A cor dos olhos, cabelos e pele dos primeiros habitantes das Américas, que aqui chegaram milhares de anos antes do desembarque de Cristóvão Colombo, no final do século XV, provavelmente seguia o padrão observado nas populações indígenas contemporâneas do continente. A conclusão é de um estudo coordenado por pesquisadores brasileiros, cujos resultados foram divulgados em um artigo científico em junho na revista Forensic Science International: Genetics. A maioria dos membros desses povos nativos das Américas teria olhos castanhos, cabelos pretos e pele morena, de acordo com o trabalho, que analisou material genético de sete indivíduos que viveram entre 11 mil e pouco mais de 500 anos atrás.
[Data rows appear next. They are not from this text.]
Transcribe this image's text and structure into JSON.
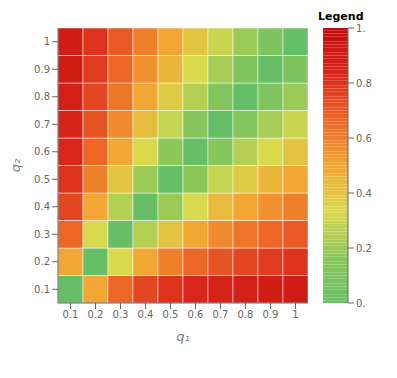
{
  "chart_data": {
    "type": "heatmap",
    "title": "Legend",
    "xlabel": "q₁",
    "ylabel": "q₂",
    "x": [
      0.1,
      0.2,
      0.3,
      0.4,
      0.5,
      0.6,
      0.7,
      0.8,
      0.9,
      1
    ],
    "y": [
      0.1,
      0.2,
      0.3,
      0.4,
      0.5,
      0.6,
      0.7,
      0.8,
      0.9,
      1
    ],
    "xlim": [
      0.05,
      1.05
    ],
    "ylim": [
      0.05,
      1.05
    ],
    "xticks": [
      0.1,
      0.2,
      0.3,
      0.4,
      0.5,
      0.6,
      0.7,
      0.8,
      0.9,
      1
    ],
    "yticks": [
      0.1,
      0.2,
      0.3,
      0.4,
      0.5,
      0.6,
      0.7,
      0.8,
      0.9,
      1
    ],
    "values": [
      [
        0,
        0.5,
        0.6666666666666666,
        0.75,
        0.8,
        0.8333333333333334,
        0.8571428571428571,
        0.875,
        0.8888888888888888,
        0.9
      ],
      [
        0.5,
        0,
        0.3333333333333333,
        0.5,
        0.6,
        0.6666666666666666,
        0.7142857142857143,
        0.75,
        0.7777777777777778,
        0.8
      ],
      [
        0.6666666666666666,
        0.3333333333333333,
        0,
        0.25,
        0.4,
        0.5,
        0.5714285714285714,
        0.625,
        0.6666666666666666,
        0.7
      ],
      [
        0.75,
        0.5,
        0.25,
        0,
        0.2,
        0.3333333333333333,
        0.42857142857142855,
        0.5,
        0.5555555555555556,
        0.6
      ],
      [
        0.8,
        0.6,
        0.4,
        0.2,
        0,
        0.16666666666666666,
        0.2857142857142857,
        0.375,
        0.4444444444444444,
        0.5
      ],
      [
        0.8333333333333334,
        0.6666666666666666,
        0.5,
        0.3333333333333333,
        0.16666666666666666,
        0,
        0.14285714285714285,
        0.25,
        0.3333333333333333,
        0.4
      ],
      [
        0.8571428571428571,
        0.7142857142857143,
        0.5714285714285714,
        0.42857142857142855,
        0.2857142857142857,
        0.14285714285714285,
        0,
        0.125,
        0.2222222222222222,
        0.3
      ],
      [
        0.875,
        0.75,
        0.625,
        0.5,
        0.375,
        0.25,
        0.125,
        0,
        0.1111111111111111,
        0.2
      ],
      [
        0.8888888888888888,
        0.7777777777777778,
        0.6666666666666666,
        0.5555555555555556,
        0.4444444444444444,
        0.3333333333333333,
        0.2222222222222222,
        0.1111111111111111,
        0,
        0.1
      ],
      [
        0.9,
        0.8,
        0.7,
        0.6,
        0.5,
        0.4,
        0.3,
        0.2,
        0.1,
        0
      ]
    ],
    "colorbar_range": [
      0,
      1
    ],
    "colorbar_ticks": [
      {
        "value": 0,
        "label": "0."
      },
      0.2,
      0.4,
      0.6,
      0.8,
      {
        "value": 1,
        "label": "1."
      }
    ]
  }
}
A investigação usou oito ferramentas da genética forense para predizer as características físicas visíveis (fenótipos) associadas à pigmentação dos nativos americanos ancestrais e comparou os resultados com a população atual de indígenas do continente. Os dois principais métodos empregados foram HlrisPlex-S e Snipper, que apresentam índices de acerto entre 70% e 90% quando utilizados para determinar a cor da pele, do cabelo e dos olhos em populações atuais de origem europeia. No estudo, foram analisados inicialmente dados de 27 indígenas contemporâneos e de 20 da época pré-colonial. O genoma desses indivíduos foi sequenciado e tornado de domínio público por outros projetos científicos. Do grupo dos indígenas ancestrais, no entanto, apenas sete forneceram informações genéticas com qualidade suficiente para embasar a predição de fenótipos: as amostras de sítios arqueológicos da Groenlândia, estado norte-americano de Nevada (três indivíduos), Argentina, Chile e da região mineira de Lagoa Santa (uma ossada de 10 mil anos).
“A cor da pele, olhos e cabelo não é decorrente da ação de um único gene. Essa é uma característica complexa”, explica o biólogo Celso Teixeira Mendes Junior, do Departamento de Química da Faculdade de Filosofia, Ciências e Letras de Ribeirão Preto da Universidade de São Paulo (FFCLRP-USP) e coordenador do estudo. “Muitos genes atuam para determinar o nível de melanina em cada indivíduo.” Melanina é o termo genérico usado para designar um conjunto de pigmentos naturais que dão a tonalidade desses traços físicos. No estudo, foram analisados 61 marcadores genéticos em cada um dos genomas analisados. “Não tivemos indivíduos que fugiram do esperado. Constatamos apenas que indígenas ancestrais apresentavam características um pouco mais homogêneas do que os atuais”, diz Mendes Junior.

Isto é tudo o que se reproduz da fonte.